Everything that you might possibly might want to know, see, learn or hear (but not smell, smell is still sacred) is out there now. You can’t discover a new band on the grapevine anymore without there being some kind of machine behind it. You can’t hear a whisper about a book without it being snappily available in two seconds on your device – the list goes on. But you know something… there are tattoo artists out there who live off the grid. Artists who work at the top of their game but have no desire to give themselves a voice online – and I frankly think that’s wonderful. I’m in two minds as to whether to even approach them for interviews in Skin Deep I’m so respectful of their desire to let the grapevine do what it does best.
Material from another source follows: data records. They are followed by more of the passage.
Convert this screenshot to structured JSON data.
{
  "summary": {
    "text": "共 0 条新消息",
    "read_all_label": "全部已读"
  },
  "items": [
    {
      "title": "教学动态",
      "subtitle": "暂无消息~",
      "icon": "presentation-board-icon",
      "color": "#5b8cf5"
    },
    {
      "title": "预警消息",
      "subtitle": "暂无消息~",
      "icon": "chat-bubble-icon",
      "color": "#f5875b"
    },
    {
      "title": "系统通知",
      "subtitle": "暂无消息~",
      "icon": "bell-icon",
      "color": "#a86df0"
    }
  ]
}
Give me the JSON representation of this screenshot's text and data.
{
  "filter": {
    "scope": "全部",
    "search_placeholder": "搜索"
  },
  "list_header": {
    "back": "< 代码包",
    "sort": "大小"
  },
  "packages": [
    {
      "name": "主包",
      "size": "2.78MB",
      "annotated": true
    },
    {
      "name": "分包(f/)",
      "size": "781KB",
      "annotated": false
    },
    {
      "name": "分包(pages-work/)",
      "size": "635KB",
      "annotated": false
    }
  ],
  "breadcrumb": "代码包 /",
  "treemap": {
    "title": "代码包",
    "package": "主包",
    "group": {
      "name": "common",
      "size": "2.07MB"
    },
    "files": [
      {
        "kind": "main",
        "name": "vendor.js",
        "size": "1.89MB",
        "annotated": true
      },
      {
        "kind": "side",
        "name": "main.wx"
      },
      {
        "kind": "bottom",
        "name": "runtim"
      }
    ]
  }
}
Retracing my steps back to Bonner’s original blog, I find that he also has some interesting thoughts. For instance, the reasons he left the music business back in the ’90s: “People (and bands) were just running through the motions. They were executing a prescribed set of actions because that’s just what you do.” I know that feeling all too well. It happens everywhere.

Take the book 50 Shades of Grey. It had its fair share of knockers (insert smiley face icon as you wish) but the similarly titled and copycat book cover designs that came after were surely a criminal assault on human intelligence – but they sold all the same.

All this is relevant because so far as I can see, tattooing is one of the last bastions of visual art. It’s changing all the time, but is it wishful thinking to hope it doesn’t go down the same path as other arts? There was a tattoo posted online last week – a blow by blow ripoff of somebody else’s custom work. Why would you want that on you? Why would you even say that you’d do it?

As that other smart old writer, Chuck Palahniuk, said: “The goal isn’t to live forever, the goal is to create something that will.”

Then again as my spiritual alter ego Hank Moody would say: “You have a dog named Cat Stevens? Holy fuck!”